I need to cut a 40″ cover for the opening at the top, and I think I’ll fill the entire inside with either sheets of foam rubber or old blankets, depending on what we have. That should have at least as much insulating power as your construction did and should get us through the Winter. If it gets bitterly cold, I’ll open it back up and add a pipe warming strip.

I suppose I should just have the whole thing re-done, but it’s been an expensive year. I’ve met with a financial advisor and have a strategy for keeping everything going. But I can’t do it all at once.

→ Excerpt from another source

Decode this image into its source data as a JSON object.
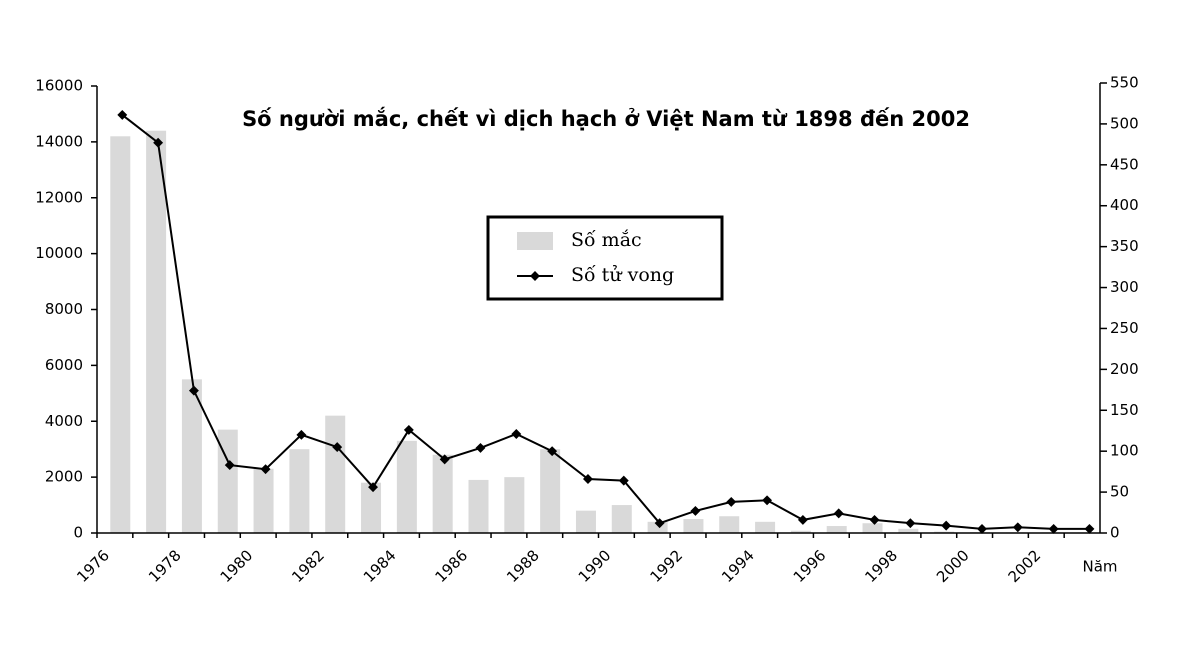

Ethan and I also cleaned out part of the basement last night—we cleared all the junk off the old train tables, so that we might start using them to have a hobby night now and then. Life has been too busy. You liked it that way, I think, until you didn’t. I don’t want to get to the “until I don’t” part, so Renee, Jessica, Ethan and I have agreed to have one night a week to either build things (I have a lot of models saved up and puzzles I have not worked) or play board games. Building things will be in the train table room. Board games will be at my house on Hunt Club Road. Renee and I don’t want it to be forgotten.

Christian is absent from that plan, for now, because he’s at school. And he’s still in the “too busy” phase, taking 19 credits, doing a play and looking for a job.

Anyway, I hope the well doesn’t freeze. It’s a miracle that it never has.